La diffusione della società della conoscenza nel mondo della scuola e della formazione riveste un ruolo essenziale.

In linea con le Indicazioni Nazionali per il Curricolo (D.M. 254/2012) e con le linee di indirizzo contenute ne “La Buona Scuola”, il PON contribuirà alla promozione di approcci didattici innovativi al fine di rispondere alla sfida digitale attuale (diffusione della banda larga veloce e del wi-fi, nuova  alfabetizzazione informatica). In questa prospettiva sono previsti interventi per la formazione degli allievi e piani di formazione per il personale scolastico, con la diffusione di contenuti didattici digitali e di risorse di apprendimento on-line.

 

Nell’ottica di una scuola sempre più digitale, è necessario che le scuole abbiano a disposizione tutti gli strumenti e le strutture necessarie. Gli investimenti saranno quindi mirati al potenziamento e all’adeguamento delle dotazioni tecnologiche, favorendo la promozione di risorse di apprendimento online e l’allestimento di centri scolastici digitali che rendano anche le aree rurali ed interne più accessibili.

 

Gli istituti scolastici avranno in dotazione nelle singole aule tecnologie multimediali. Si interverrà anche sull’aggiornamento dei singoli laboratori di settore (scientifici, informatici, tecnici, linguistici, musicali, teatrali, artistici, o specifici a seconda dell’indirizzo scelto) e sull’apprendimento delle competenze chiave, sia per migliorare l’attrattività e la fruibilità degli ambienti scolastici da parte degli allievi, sia per innalzare il livello di erogazione dei servizi di formazione offerti.

 

Queste azioni saranno di supporto al processo di digitalizzazione, semplificazione e “dematerializzazione” avviati di recente anche nelle Pubbliche Amministrazioni. Una parte degli interventi riguarderà la riqualificazione degli ambienti per la formazione degli insegnanti, grazie alla realizzazione di specifici spazi di studio e lavoro conformi ai più moderni standard tecnologici.

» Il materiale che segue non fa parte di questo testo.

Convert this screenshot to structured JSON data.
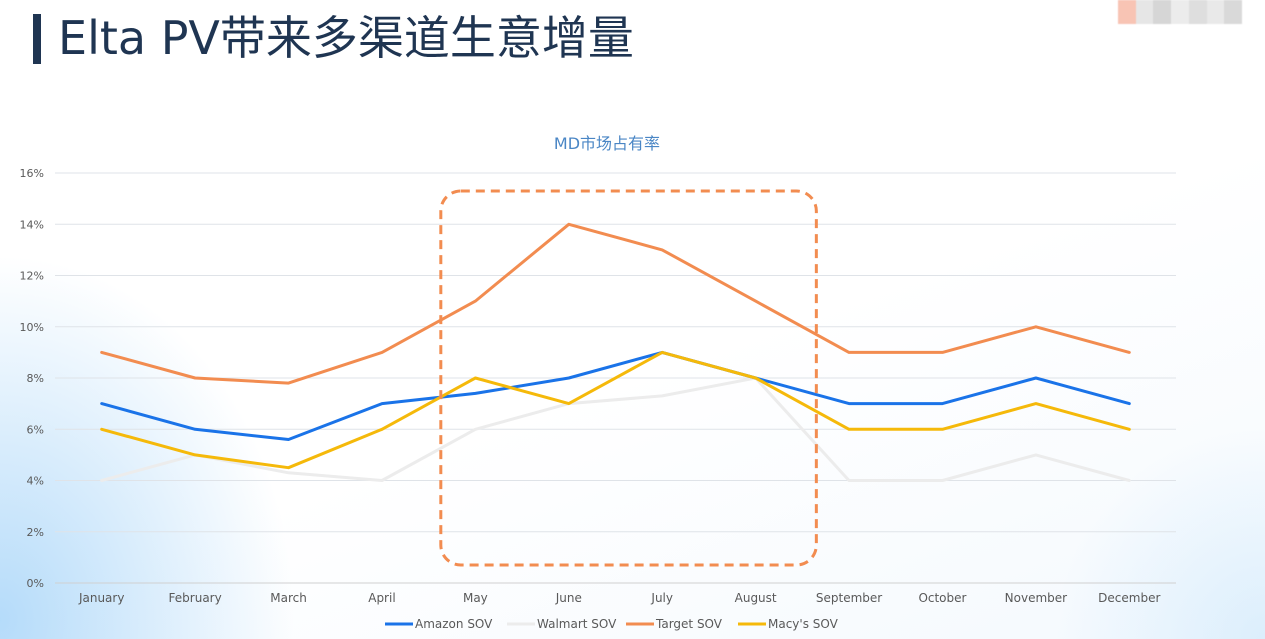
{
  "page": {
    "title": "Elta PV带来多渠道生意增量"
  },
  "chart_data": {
    "type": "line",
    "title": "MD市场占有率",
    "xlabel": "",
    "ylabel": "",
    "categories": [
      "January",
      "February",
      "March",
      "April",
      "May",
      "June",
      "July",
      "August",
      "September",
      "October",
      "November",
      "December"
    ],
    "ylim": [
      0,
      16
    ],
    "yticks": [
      0,
      2,
      4,
      6,
      8,
      10,
      12,
      14,
      16
    ],
    "ytick_labels": [
      "0%",
      "2%",
      "4%",
      "6%",
      "8%",
      "10%",
      "12%",
      "14%",
      "16%"
    ],
    "grid": true,
    "legend_position": "bottom",
    "series": [
      {
        "name": "Amazon SOV",
        "color": "#1a73e8",
        "values": [
          7.0,
          6.0,
          5.6,
          7.0,
          7.4,
          8.0,
          9.0,
          8.0,
          7.0,
          7.0,
          8.0,
          7.0
        ]
      },
      {
        "name": "Walmart SOV",
        "color": "#ececec",
        "values": [
          4.0,
          5.0,
          4.3,
          4.0,
          6.0,
          7.0,
          7.3,
          8.0,
          4.0,
          4.0,
          5.0,
          4.0
        ]
      },
      {
        "name": "Target SOV",
        "color": "#f28c50",
        "values": [
          9.0,
          8.0,
          7.8,
          9.0,
          11.0,
          14.0,
          13.0,
          11.0,
          9.0,
          9.0,
          10.0,
          9.0
        ]
      },
      {
        "name": "Macy's SOV",
        "color": "#f5b90a",
        "values": [
          6.0,
          5.0,
          4.5,
          6.0,
          8.0,
          7.0,
          9.0,
          8.0,
          6.0,
          6.0,
          7.0,
          6.0
        ]
      }
    ],
    "highlight": {
      "from_category": "May",
      "to_category": "August",
      "color": "#f28c50",
      "style": "dashed"
    }
  },
  "corner_swatches": [
    "#f8c4b4",
    "#e6e6e6",
    "#d6d6d6",
    "#ececec",
    "#dedede",
    "#e9e9e9",
    "#d9d9d9"
  ]
}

Sarà quindi potenziato l’accesso agli ambienti delle Tecnologie dell’Informazione e della Comunicazione (TIC).

Ciò favorirà un migliore scambio di informazioni fra i diversi operatori della scuola e fra il personale impiegato in altri plessi o in altre scuole del territorio di riferimento.

 

Saranno, inoltre, sviluppati e potenziati:

  • accessi a biblioteche ed emeroteche digitali;
  • arredi e strumenti più moderni per favorire l’autoapprendimento;
  • supporti tecnologici per i contenuti digitali e per realizzare piattaforme web;
  • pratiche di e-learning e uso di reti aperte;
  • connettività e connessione con il territorio.

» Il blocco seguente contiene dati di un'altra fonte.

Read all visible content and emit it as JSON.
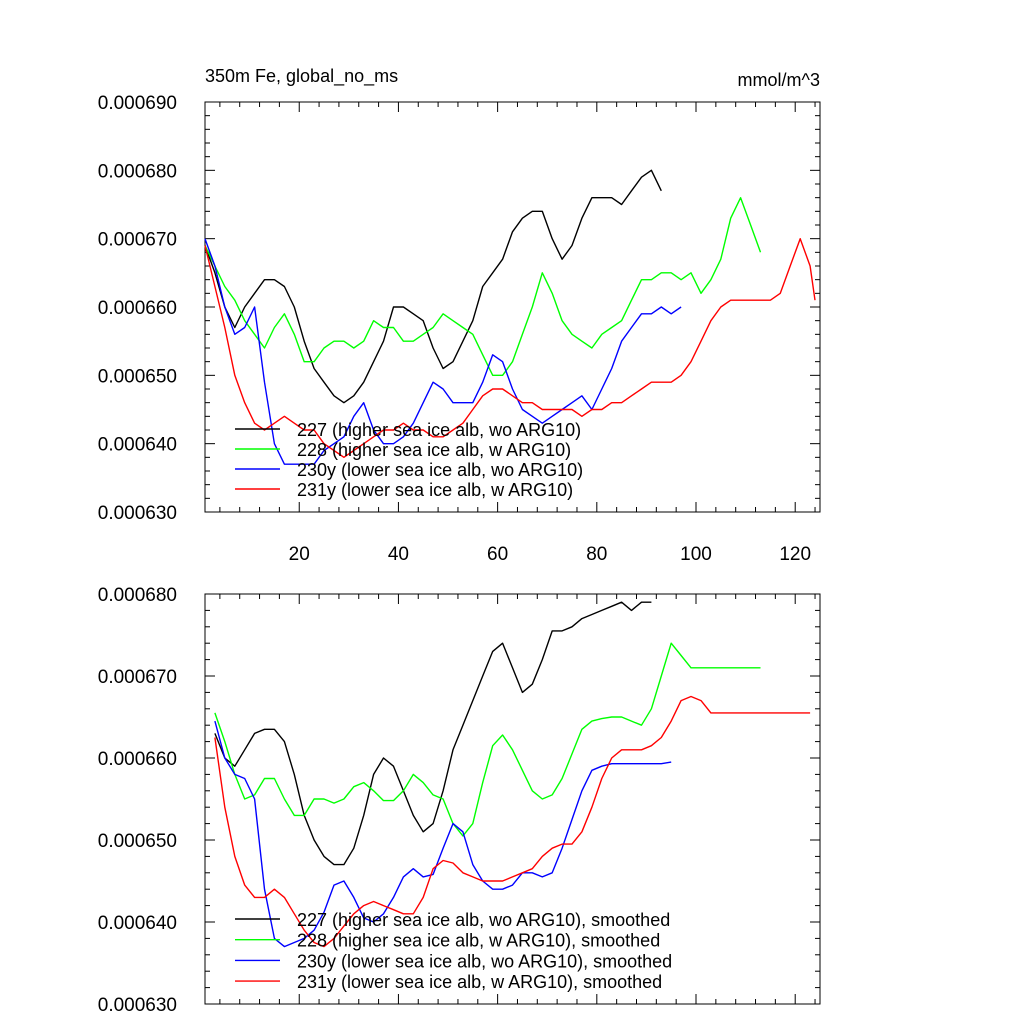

Un altro obiettivo è la creazione di smart school, per una scuola che sia sempre più in rete, connessa e integrata con il territorio, una scuola innovativa nell’utilizzo degli spazi, delle tecnologie e degli approcci didattici. Questo favorirà l’uso degli edifici anche in orario extra-curricolare e lo sviluppo di sistemi di insegnamento e apprendimento più avanzati.